1 Człowiek, który na częste karanie zatwardza kark swój, nagle zniszczeje, i nie wskóra.

2 Gdy się rozmnażają sprawiedliwi, weseli się lud; ale gdy panuje bezbożnik, wzdycha lud.

3 Mąż, który miłuje mądrość, uwesela ojca swego; ale kto chowa nierządnicę, traci majętność.

4 Król sądem ziemię utwierdza; ale mąż, który dary bierze, podwraca ją.

5 Człowiek, który pochlebia przyjacielowi swemu, rozciąga sieć przed nogami jego.

6 Występek złego jest mu sidłem; ale sprawiedliwy śpiewa i weseli się.

7 Sprawiedliwy wyrozumiewa sprawę nędznych; ale niezbożnik nie ma na to rozumu i umiejętności.

8 Mężowie naśmiewcy zawodzą miasto; ale mądrzy odwracają gniew.

9 Mąż mądry, wiedzieli spór z mężem głupim, choćby się gniewał, choćby się też śmiał, nie będzie miał pokoju.

10 Mężowie krwawi nienawidzą uprzejmego; ale uprzejmi staranie wiodą o duszę jego.

11 Wszystkiego ducha swego wywiera głupi, ale mądry na dalszy czas go zawściąga.

12 Pana, który rad słucha słów kłamliwych, wszyscy słudzy jego są niepobożni.

13 Ubogi i zdzierca spotkali się; a wszakże obydwóch oczy Pan oświeca.

14 Króla, który sądzi uciśnionych według prawdy, stolica jego na wieki utwierdzona będzie.

15 Rózga i karność mądrość daje; ale dziecię swawolne zawstydza matkę swoję.

16 Gdy się rozmnażają niezbożni, rozmnaża się i przestępstwo; ale sprawiedliwi upadek ich oglądają.
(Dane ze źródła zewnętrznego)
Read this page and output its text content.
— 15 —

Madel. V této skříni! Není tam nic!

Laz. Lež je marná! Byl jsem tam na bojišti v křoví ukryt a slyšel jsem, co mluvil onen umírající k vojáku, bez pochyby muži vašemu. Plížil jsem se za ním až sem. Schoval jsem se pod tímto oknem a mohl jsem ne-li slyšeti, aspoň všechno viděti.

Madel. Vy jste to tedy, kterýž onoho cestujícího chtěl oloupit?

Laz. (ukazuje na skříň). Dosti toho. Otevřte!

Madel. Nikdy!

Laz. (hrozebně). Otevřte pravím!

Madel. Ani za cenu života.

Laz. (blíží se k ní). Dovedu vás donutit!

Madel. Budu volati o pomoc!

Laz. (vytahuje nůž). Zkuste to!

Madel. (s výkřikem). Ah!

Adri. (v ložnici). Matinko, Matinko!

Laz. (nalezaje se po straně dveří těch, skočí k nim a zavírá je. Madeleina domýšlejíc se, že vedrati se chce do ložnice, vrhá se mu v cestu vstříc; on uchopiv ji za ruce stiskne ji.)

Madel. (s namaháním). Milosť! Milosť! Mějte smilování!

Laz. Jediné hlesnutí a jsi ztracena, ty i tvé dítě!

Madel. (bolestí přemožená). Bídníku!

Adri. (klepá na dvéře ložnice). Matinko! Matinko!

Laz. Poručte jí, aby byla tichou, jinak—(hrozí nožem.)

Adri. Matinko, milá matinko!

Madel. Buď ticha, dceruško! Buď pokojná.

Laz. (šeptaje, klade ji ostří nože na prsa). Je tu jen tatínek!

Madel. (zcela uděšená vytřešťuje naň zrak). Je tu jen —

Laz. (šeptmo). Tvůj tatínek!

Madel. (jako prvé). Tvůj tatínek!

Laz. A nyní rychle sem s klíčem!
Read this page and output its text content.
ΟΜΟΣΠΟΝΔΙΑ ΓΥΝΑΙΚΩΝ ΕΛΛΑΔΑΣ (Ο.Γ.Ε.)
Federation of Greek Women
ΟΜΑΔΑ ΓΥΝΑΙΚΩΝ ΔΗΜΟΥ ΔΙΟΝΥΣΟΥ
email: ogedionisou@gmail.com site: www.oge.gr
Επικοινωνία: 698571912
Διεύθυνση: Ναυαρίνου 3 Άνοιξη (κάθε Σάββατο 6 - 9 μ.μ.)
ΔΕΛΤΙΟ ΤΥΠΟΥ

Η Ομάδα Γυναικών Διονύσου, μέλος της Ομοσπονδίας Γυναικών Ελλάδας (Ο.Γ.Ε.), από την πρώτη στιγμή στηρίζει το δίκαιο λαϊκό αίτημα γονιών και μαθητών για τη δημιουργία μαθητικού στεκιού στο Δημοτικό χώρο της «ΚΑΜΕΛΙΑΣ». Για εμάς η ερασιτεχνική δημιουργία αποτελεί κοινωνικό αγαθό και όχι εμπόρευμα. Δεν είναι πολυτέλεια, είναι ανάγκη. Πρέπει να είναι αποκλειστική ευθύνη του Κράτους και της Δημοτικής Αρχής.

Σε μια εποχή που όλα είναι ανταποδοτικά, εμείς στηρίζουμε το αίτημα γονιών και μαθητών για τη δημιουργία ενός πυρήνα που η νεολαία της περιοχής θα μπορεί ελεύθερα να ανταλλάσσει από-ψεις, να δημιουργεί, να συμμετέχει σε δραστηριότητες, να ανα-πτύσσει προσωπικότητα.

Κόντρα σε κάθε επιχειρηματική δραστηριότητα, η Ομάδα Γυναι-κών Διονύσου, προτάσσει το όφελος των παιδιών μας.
17 Karz syna twego, a sprawić odpocznienie, i sposobi rozkosz duszy twojej.

18 Gdy proroctwo ustaje, lud bywa rozproszony; ale kto strzeże zakonu, błogosławiony jest.

19 Sługa nie bywa słowami naprawiony; bo choć rozumie, jednak nie odpowiada.

20 Ujrzysz człowieka skwapliwego w sprawach swoich; ale lepsza jest nadzieja o głupim, niż o nim.

21 Kto w rozkoszy chowa z dzieciństwa sługę swego, na ostatek będzie chciał być za syna.

22 Człowiek gniewliwy wszczyna zwadę, a pierzchliwy wiele grzeszy.

23 Pycha człowiecza poniża go; ale pokorny w duchu sławy dostępuje.

24 Kto spółkuje ze złodziejem, ma w nienawiści duszę swoję; także też kto przeklęstwa słyszy, a nie objawia go.

25 Strach człowieczy stawia sobie sidło; ale kto ma nadzieję w Panu, wywyższony będzie.

26 Wiele tych, co szukają twarzy panów; aleć od Pana jest sąd każdego.

27 Sprawiedliwym jest mąż niezbożny obrzydliwością; a zasię kto w uprzejmości chodzi, jest niezbożnym obrzydliwością.